During my stay in Israel I have studied, made friends, traveled, and created patterns for living unlike any other season in my life. I have read books and archives as well as the land and the people who belong to it. I have navigated public spaces and purchased groceries with only a cursory understanding of the primary language (but very grateful that English is a close runner-up). I have become adept at doing business with foreign currency and planning day trips that involve several different modes of transportation.
Plenty of surprises lay in store, teaching me more about what I thought was normal than what really is. While here I learned there are no universally agreed-upon notions of personal space, sidewalk etiquette, or the number of cats acceptable per square mile.
I found religious expression to inform many peoples’ routine behavior as Hasidic families walked together to synagogue on Sabbath, Christian monks corralled tourists at sacred sites, Muslim taxi drivers stopped to bow in prayer beside the road, and protesters waved flags with spiritual fervor at organized demonstrations. People, here as elsewhere, unite around ideas that join them in solidarity and differentiate them from others.
Some of the greatest challenges come when despite one’s efforts to be a hospitable guest, openness is met with closedness. Entering a different country can also mean facing another culture’s social boundaries. I learned how important it was to relinquish being overly concerned about my personal space while respecting how others use theirs; this is not always an easy dance.

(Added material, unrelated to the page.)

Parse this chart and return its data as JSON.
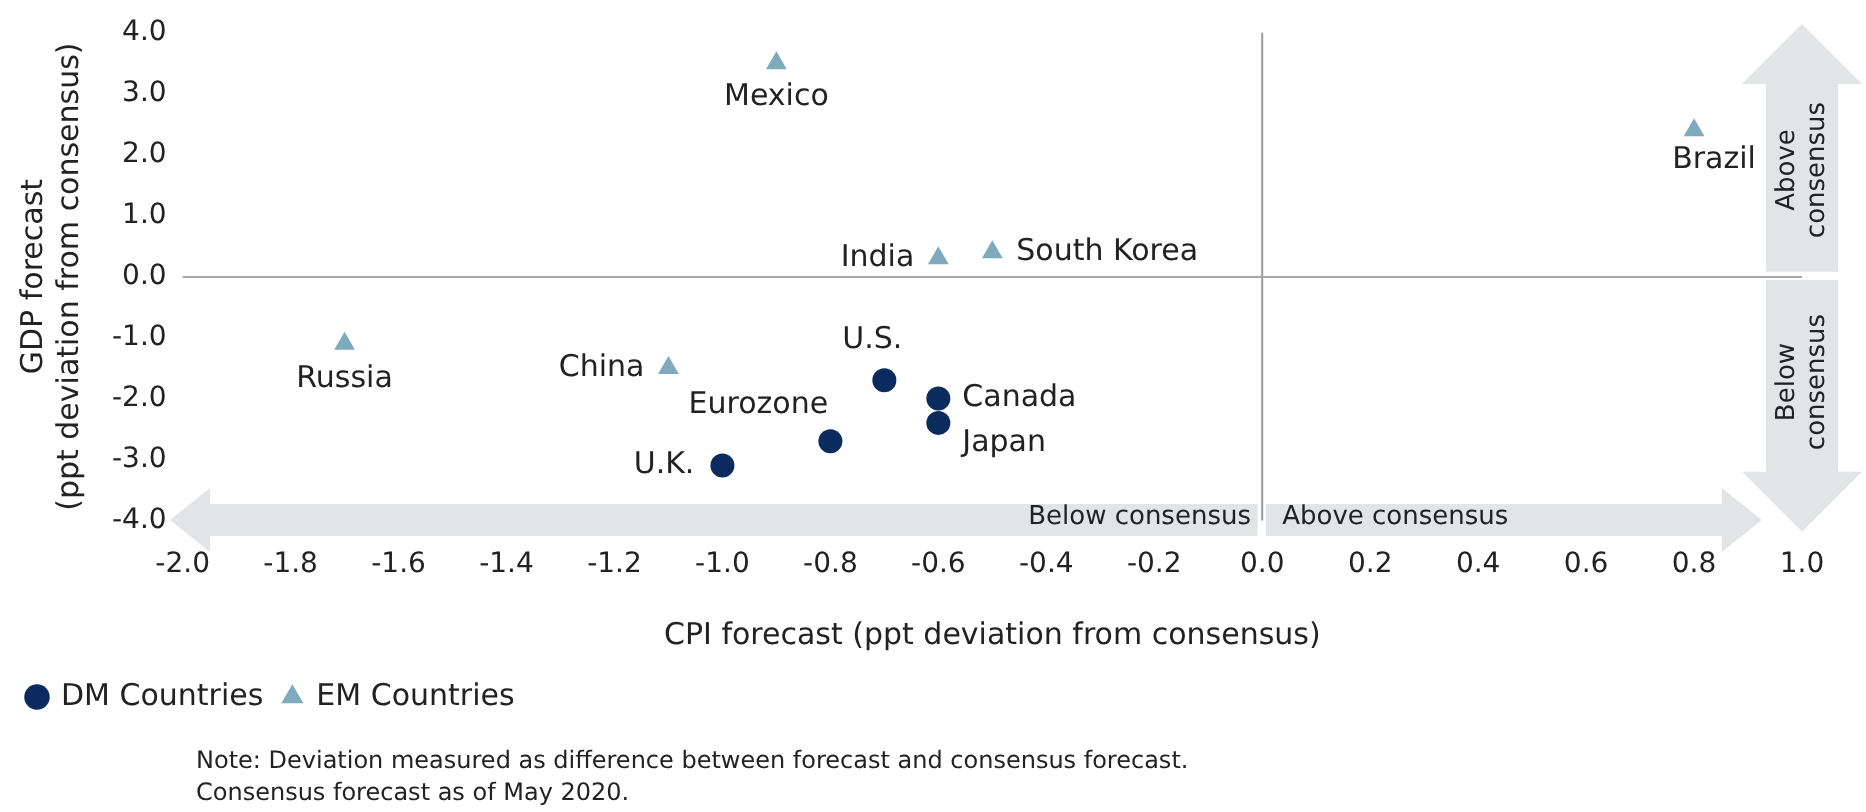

Common ground seems to emerge in the truly universal experiences, like eating, going to work, and appreciating nature. I have eaten food prepared by folk from every religion and region of the country. I wasn’t able to designate a superior food to one faith over the other. I have sat on city buses silently facing forward, rocking with the rest and struggling to keep my balance when the driver abruptly halted to a stop. Inertia seems to impact the hijab and the tichel, alike. I have marveled at the terrain of this magnificent country alongside all sorts of people speaking all sorts of languages. Masada is apparently as spectacular in Dutch as it is in Hebrew, English, or Spanish.
During my stay, there have been institutions where I expected to make friends – such as the university campus, my apartment building, or the places of worship I attend – but there have also been unexpected encounters in unusual places that have helped ground me in this place. To my surprise, the most memorable conversations with strangers have occurred while washing my clothes. I had not thought to include the laundromat in my list of institutions through which to build relationship, but it happened, and it confirmed an important social principle for me: To become at home in a foreign country, I need to experience random, positive interactions in public just as much as I need to establish ongoing, reliable friendships. And this is a beautiful aspect of the Fulbright program as we seek to live with others and the land in ways that foster understanding. We discover shared livelihood on common ground.